Besidetheseaside1 · 31/05/2024 09:55

I agree with some points and disagree with others.

I don’t think not wanting to learn a language is hugely unusual, how many people in England speak more than one language? It is a lot to take on!

The driving licence would bother me but if I liked everything else I could look past it.

The low paid job is irrelevant to me.

But you describing him as ‘not lovely and not always honest.’

YANBU to want better than that.

Ohnobackagain · 31/05/2024 09:59

@Twix33 is there any spark between you? Living at home may or may not be a red flag - do his parents do everything for him or does he do his own cooking, washing etc? If not then he might expect a replacement 🫣

MuttonStew · 31/05/2024 10:00

Rowen32 · 31/05/2024 09:13

This is a horrible thread, poor guy.. so what if he's not inspiring..
I know plenty of people who were living at home at that age, nothing wrong with them, it's quite common here.. most have ended up building their own houses so needed to save a lot.

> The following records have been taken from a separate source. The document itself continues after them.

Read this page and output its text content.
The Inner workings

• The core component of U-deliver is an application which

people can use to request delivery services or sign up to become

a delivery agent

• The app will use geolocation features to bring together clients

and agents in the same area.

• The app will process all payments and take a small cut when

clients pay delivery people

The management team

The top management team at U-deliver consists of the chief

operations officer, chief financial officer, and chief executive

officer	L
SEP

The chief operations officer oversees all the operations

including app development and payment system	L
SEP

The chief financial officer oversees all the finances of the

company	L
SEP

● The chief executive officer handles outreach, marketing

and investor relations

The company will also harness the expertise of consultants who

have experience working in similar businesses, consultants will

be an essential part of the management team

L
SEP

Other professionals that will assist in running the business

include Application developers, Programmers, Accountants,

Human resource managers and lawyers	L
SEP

I get he's not thinking like that but there's a lot we don't know.
I just find it horrible. You clearly don't like him OP and are judging him terribly. Why not just decide not to date him instead of setting up a thread purely to bash him

Finally. Yes, I agree.

You KNOW he's not a catch op. You've described him in the worst possible way.

At least he's not mean enough to make an online thread to get unkind opinions about you.

Everyone has flaws in their personality. Not just this one guy.

PrepperPie · 31/05/2024 10:04

Is this a reverse ?

Is the Op this person ?

Not someone for me

I like people who have interests, hobbies & a passion for work, life, the world !

Not someone who sits on their sofa

wearemodernidiots · 31/05/2024 10:15

Twix33 · 30/05/2024 20:33

He's travelled to an interesting country or two, does that count?

hahahaha

No

Anyone can get on a cheap flight somewhere, especially when you're still living at home like a teenager with no motivation to do anything with your life.

CraverSpud · 31/05/2024 10:15

Unless he was particularly good in bed- but even then, a definite no from me!